From section 3.2 "Authority Component":

> Many URI schemes include a top hierarchical element for a naming
> authority, such that the namespace defined by the remainder of the
> URI is governed by that authority. 

This certainly applies to safari-extension: URLs.

> This authority component is typically defined by an Internet-based
> server or a scheme-specific registry of naming authorities.

safari-extension: URLs definitely don't use an "Internet-based server", and they do use a "scheme-specific registry of naming authorities".
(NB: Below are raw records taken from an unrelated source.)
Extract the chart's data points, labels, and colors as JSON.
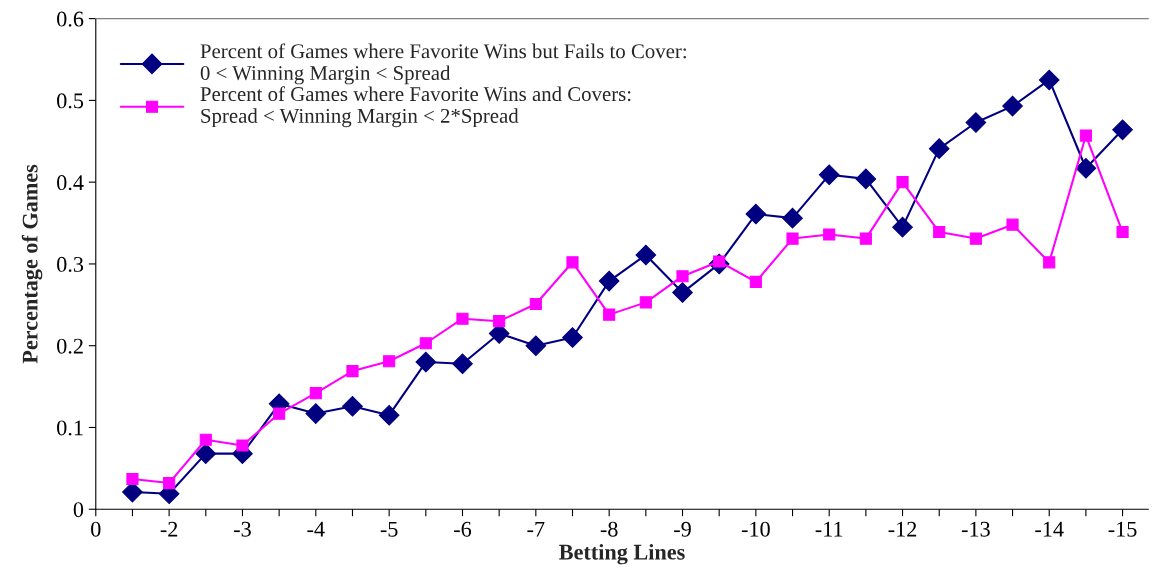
{
  "chart_data": {
    "type": "line",
    "xlabel": "Betting Lines",
    "ylabel": "Percentage of Games",
    "categories": [
      "0",
      null,
      "-2",
      null,
      "-3",
      null,
      "-4",
      null,
      "-5",
      null,
      "-6",
      null,
      "-7",
      null,
      "-8",
      null,
      "-9",
      null,
      "-10",
      null,
      "-11",
      null,
      "-12",
      null,
      "-13",
      null,
      "-14",
      null,
      "-15"
    ],
    "series": [
      {
        "name": "Percent of Games where Favorite Wins but Fails to Cover:\n0 < Winning Margin < Spread",
        "color": "#000080",
        "marker": "diamond",
        "values": [
          null,
          0.021,
          0.019,
          0.068,
          0.068,
          0.129,
          0.117,
          0.126,
          0.115,
          0.18,
          0.178,
          0.215,
          0.2,
          0.21,
          0.279,
          0.311,
          0.265,
          0.3,
          0.361,
          0.356,
          0.409,
          0.404,
          0.345,
          0.441,
          0.473,
          0.493,
          0.525,
          0.417,
          0.464
        ]
      },
      {
        "name": "Percent of Games where Favorite Wins and Covers:\nSpread < Winning Margin < 2*Spread",
        "color": "#ff00ff",
        "marker": "square",
        "values": [
          null,
          0.037,
          0.032,
          0.085,
          0.078,
          0.117,
          0.142,
          0.169,
          0.181,
          0.203,
          0.233,
          0.23,
          0.251,
          0.302,
          0.238,
          0.253,
          0.285,
          0.303,
          0.278,
          0.331,
          0.336,
          0.331,
          0.4,
          0.339,
          0.331,
          0.348,
          0.302,
          0.457,
          0.339
        ]
      }
    ],
    "ylim": [
      0,
      0.6
    ],
    "yticks": [
      0,
      0.1,
      0.2,
      0.3,
      0.4,
      0.5,
      0.6
    ],
    "grid": false,
    "legend": "top left",
    "line_style": "solid"
  }
}
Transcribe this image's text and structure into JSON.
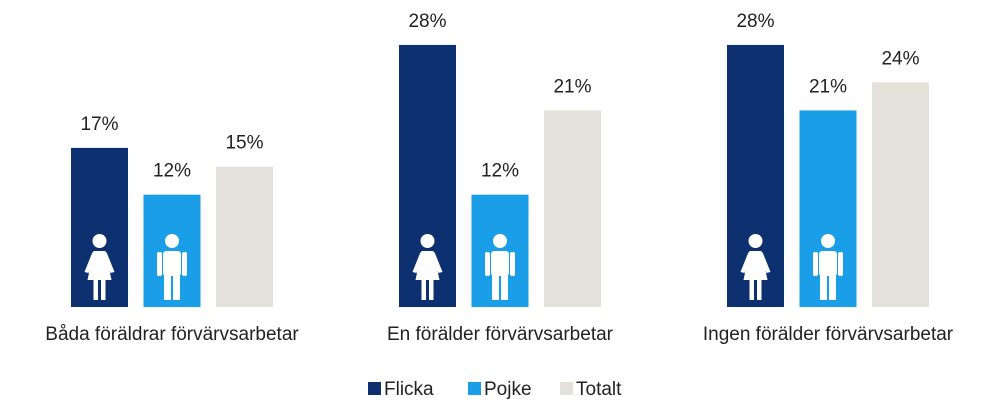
{
  "chart_data": {
    "type": "bar",
    "categories": [
      "Båda föräldrar förvärvsarbetar",
      "En förälder förvärvsarbetar",
      "Ingen förälder förvärvsarbetar"
    ],
    "series": [
      {
        "name": "Flicka",
        "color": "#0d3170",
        "values": [
          17,
          28,
          28
        ],
        "value_labels": [
          "17%",
          "28%",
          "28%"
        ]
      },
      {
        "name": "Pojke",
        "color": "#1a9ee8",
        "values": [
          12,
          12,
          21
        ],
        "value_labels": [
          "12%",
          "12%",
          "21%"
        ]
      },
      {
        "name": "Totalt",
        "color": "#e3e1da",
        "values": [
          15,
          21,
          24
        ],
        "value_labels": [
          "15%",
          "21%",
          "24%"
        ]
      }
    ],
    "legend": "bottom"
  }
}
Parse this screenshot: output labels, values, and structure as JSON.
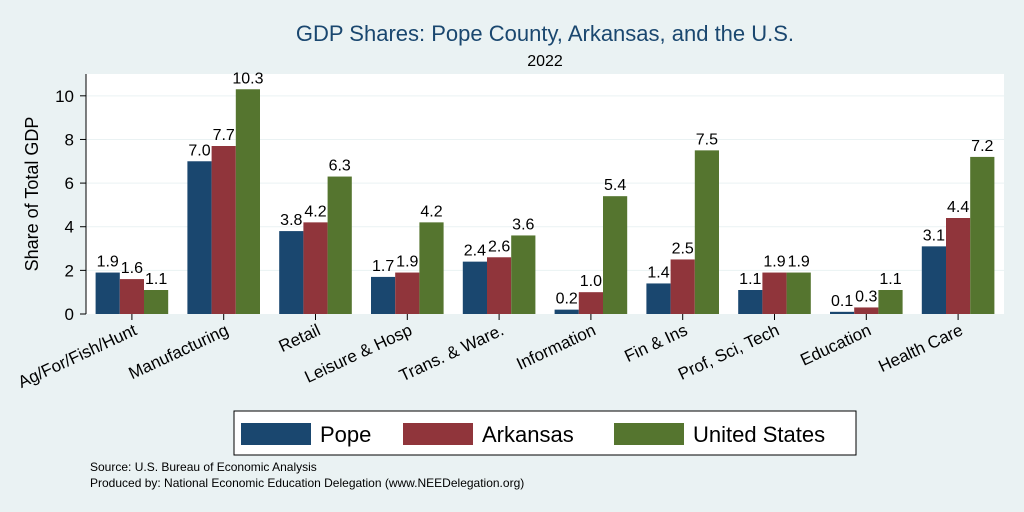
{
  "chart_data": {
    "type": "bar",
    "title": "GDP Shares: Pope County, Arkansas, and the U.S.",
    "subtitle": "2022",
    "ylabel": "Share of Total GDP",
    "xlabel": "",
    "ylim": [
      0,
      11
    ],
    "yticks": [
      0,
      2,
      4,
      6,
      8,
      10
    ],
    "grid": true,
    "legend_position": "bottom",
    "categories": [
      "Ag/For/Fish/Hunt",
      "Manufacturing",
      "Retail",
      "Leisure & Hosp",
      "Trans. & Ware.",
      "Information",
      "Fin & Ins",
      "Prof, Sci, Tech",
      "Education",
      "Health Care"
    ],
    "series": [
      {
        "name": "Pope",
        "color": "#1a476f",
        "values": [
          1.9,
          7.0,
          3.8,
          1.7,
          2.4,
          0.2,
          1.4,
          1.1,
          0.1,
          3.1
        ]
      },
      {
        "name": "Arkansas",
        "color": "#90353b",
        "values": [
          1.6,
          7.7,
          4.2,
          1.9,
          2.6,
          1.0,
          2.5,
          1.9,
          0.3,
          4.4
        ]
      },
      {
        "name": "United States",
        "color": "#55752f",
        "values": [
          1.1,
          10.3,
          6.3,
          4.2,
          3.6,
          5.4,
          7.5,
          1.9,
          1.1,
          7.2
        ]
      }
    ],
    "data_labels": [
      [
        "1.9",
        "7.0",
        "3.8",
        "1.7",
        "2.4",
        "0.2",
        "1.4",
        "1.1",
        "0.1",
        "3.1"
      ],
      [
        "1.6",
        "7.7",
        "4.2",
        "1.9",
        "2.6",
        "1.0",
        "2.5",
        "1.9",
        "0.3",
        "4.4"
      ],
      [
        "1.1",
        "10.3",
        "6.3",
        "4.2",
        "3.6",
        "5.4",
        "7.5",
        "1.9",
        "1.1",
        "7.2"
      ]
    ]
  },
  "notes": {
    "source": "Source: U.S. Bureau of Economic Analysis",
    "produced_by": "Produced by: National Economic Education Delegation (www.NEEDelegation.org)"
  }
}
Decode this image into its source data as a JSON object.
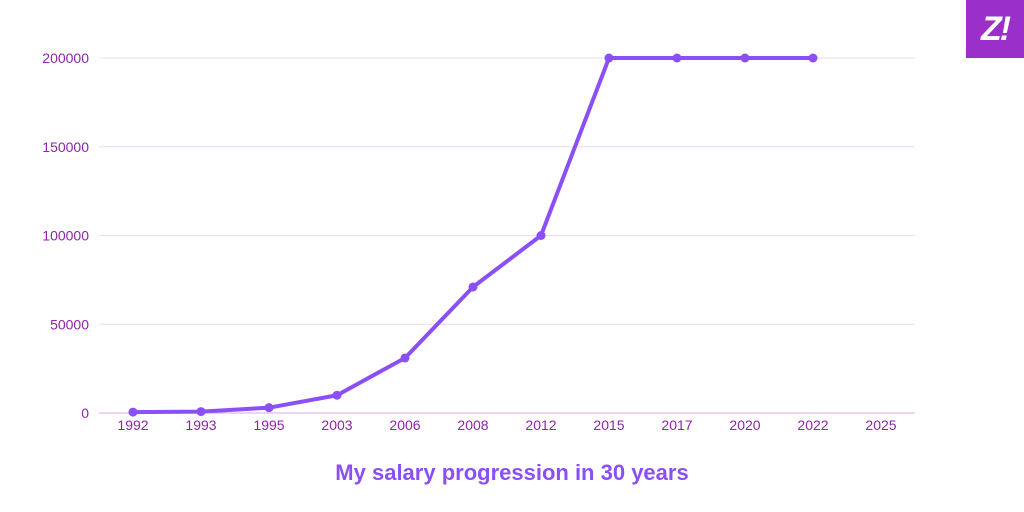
{
  "logo": {
    "text": "Z!"
  },
  "colors": {
    "line": "#8a4ff5",
    "tick": "#8e24aa",
    "grid": "#ecd9f5",
    "axis": "#d9a8ee",
    "logo_bg": "#9b2fc9"
  },
  "chart_data": {
    "type": "line",
    "title": "My salary progression in 30 years",
    "xlabel": "",
    "ylabel": "",
    "categories": [
      "1992",
      "1993",
      "1995",
      "2003",
      "2006",
      "2008",
      "2012",
      "2015",
      "2017",
      "2020",
      "2022",
      "2025"
    ],
    "series": [
      {
        "values": [
          500,
          800,
          3000,
          10000,
          31000,
          71000,
          100000,
          200000,
          200000,
          200000,
          200000,
          null
        ]
      }
    ],
    "y_ticks": [
      "0",
      "50000",
      "100000",
      "150000",
      "200000"
    ],
    "ylim": [
      0,
      200000
    ],
    "grid": true,
    "legend": "none"
  }
}
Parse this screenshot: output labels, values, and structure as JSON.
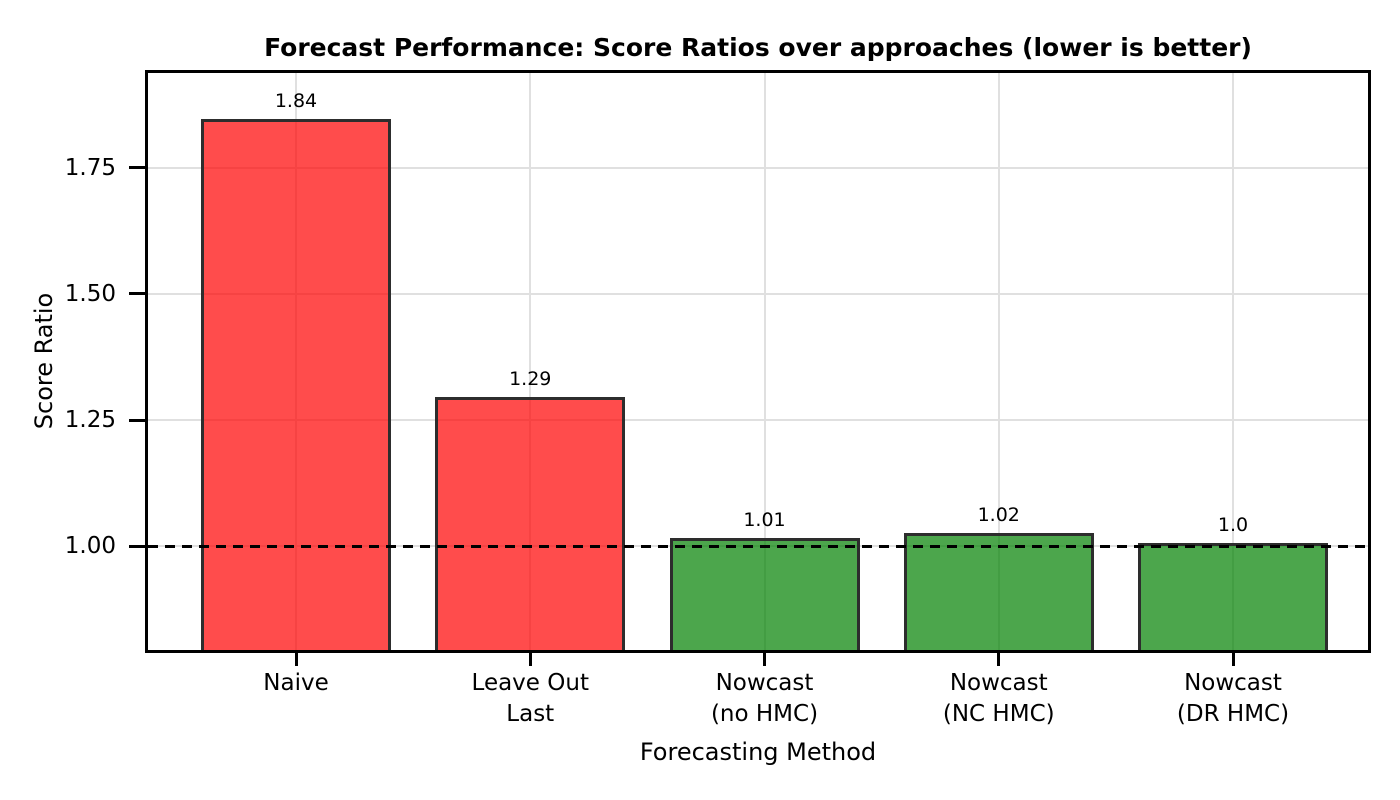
{
  "chart_data": {
    "type": "bar",
    "title": "Forecast Performance: Score Ratios over approaches (lower is better)",
    "xlabel": "Forecasting Method",
    "ylabel": "Score Ratio",
    "categories": [
      [
        "Naive"
      ],
      [
        "Leave Out",
        "Last"
      ],
      [
        "Nowcast",
        "(no HMC)"
      ],
      [
        "Nowcast",
        "(NC HMC)"
      ],
      [
        "Nowcast",
        "(DR HMC)"
      ]
    ],
    "values": [
      1.84,
      1.29,
      1.01,
      1.02,
      1.0
    ],
    "value_labels": [
      "1.84",
      "1.29",
      "1.01",
      "1.02",
      "1.0"
    ],
    "bar_colors": [
      "rgba(255,0,0,0.7)",
      "rgba(255,0,0,0.7)",
      "rgba(0,128,0,0.7)",
      "rgba(0,128,0,0.7)",
      "rgba(0,128,0,0.7)"
    ],
    "edge_color": "#2d2d2d",
    "grid_color": "#e0e0e0",
    "grid": true,
    "legend": null,
    "reference_line": {
      "value": 1.0,
      "style": "dashed",
      "color": "#000000"
    },
    "yticks": [
      {
        "value": 1.0,
        "label": "1.00"
      },
      {
        "value": 1.25,
        "label": "1.25"
      },
      {
        "value": 1.5,
        "label": "1.50"
      },
      {
        "value": 1.75,
        "label": "1.75"
      }
    ],
    "ylim": [
      0.794,
      1.938
    ]
  }
}
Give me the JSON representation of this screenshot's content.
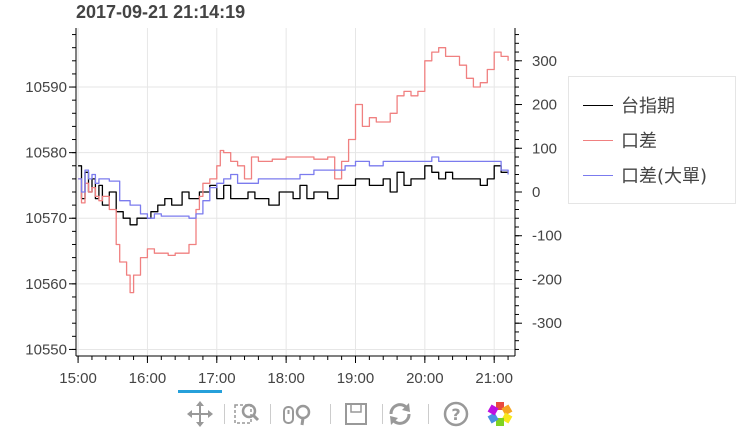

In addition, section 3.2.2 "Server-based Naming Authority" specifically mentions "URL schemes that involve the direct use of an IP-based protocol to a specified server on the Internet", which does not describe safari-extension: URLs.

So, given that safari-extension: URLs do not use a server-based naming authority, what rules apply to their syntax? Section 3.2.1 "Registry-based Naming Authority" says only this:

> The structure of a registry-based naming authority is specific to the
> URI scheme, but constrained to the allowed characters for an
> authority component.
>
>    reg_name      = 1*( unreserved | escaped | "$" | "," |
>                        ";" | ":" | "@" | "&" | "=" | "+" )

Note that "hostname" isn't defined here at all; it's only defined for URIs that use a server-based naming authority. So presumably the prose in section 6 that mentions hostnames being case-insensitive doesn't apply here; safari-extension: URLs have no hostnames at all.
Comment 8 Alexey Proskuryakov 2011-02-11 10:37:40 PST
+        * platform/mac/fast/url/script-tests/TEMPLATE.html: Added.
+        * platform/mac/fast/url/script-tests/safari-extension.js: Added.

Please don't add a script-tests directory.
Comment 9 Timothy Hatcher 2011-02-11 11:55:22 PST
Should we revert this KURL change so we can take our time considering the right fix?
Comment 10 Alexey Proskuryakov 2011-02-11 12:22:41 PST
I would encourage reverting if we cannot come up with a solution very quickly. We should also take a closer look at other schemes that may be affected by this change.
Comment 11 Eric Seidel (no email) 2011-02-11 13:47:02 PST
I'm confused by the r-.  Was it for the comment?

It seems there were no negative comments about the code change.
Comment 12 Adam Barth 2011-02-11 14:14:39 PST
As discussed with Eric, this issue is coupled with the fact that KURL don't have a notion of a hierarchal URI scheme.
Comment 13 Adam Barth 2011-02-11 14:15:38 PST
More specifically, it attempts to infer whether a scheme is hierarchical based on its structure, which is different from how other browsers behave.
Comment 14 Eric Seidel (no email) 2011-02-11 14:24:29 PST
I'm working on a new patch which only lowers the host name for schemes which are known to be "standard".
http://www.google.com/codesearch/p?hl=en#R_oU-jn3RFk/trunk/src/url_util.cc&q=standardurl%20package:http://google-url%5C.googlecode%5C.com&l=62
Comment 15 Eric Seidel (no email) 2011-02-11 14:28:56 PST
(In reply to comment #13)
> More specifically, it attempts to infer whether a scheme is hierarchical based on its structure, which is different from how other browsers behave.

An example of what Adam is referring to:
https://bugs.webkit.org/show_bug.cgi?id=10323
Comment 16 Timothy Hatcher 2011-02-11 14:40:40 PST
The r- was not for the comment specifically — though the comment is incorrect according to my interpretation of the RFCs.

The r- was because special casing the "safari-extension" scheme is not the right solution. It sounds like you are working on the right solution now.
Comment 17 Timothy Hatcher 2011-02-12 09:28:08 PST
The original change that broke this was rolled out by Eric in r78395. Should we close this then?
Comment 18 Adam Barth 2011-02-12 11:30:36 PST
Sure.  This patch in this bug will likely be useful when we re-land hostname canonicalization, but this issue is resolved.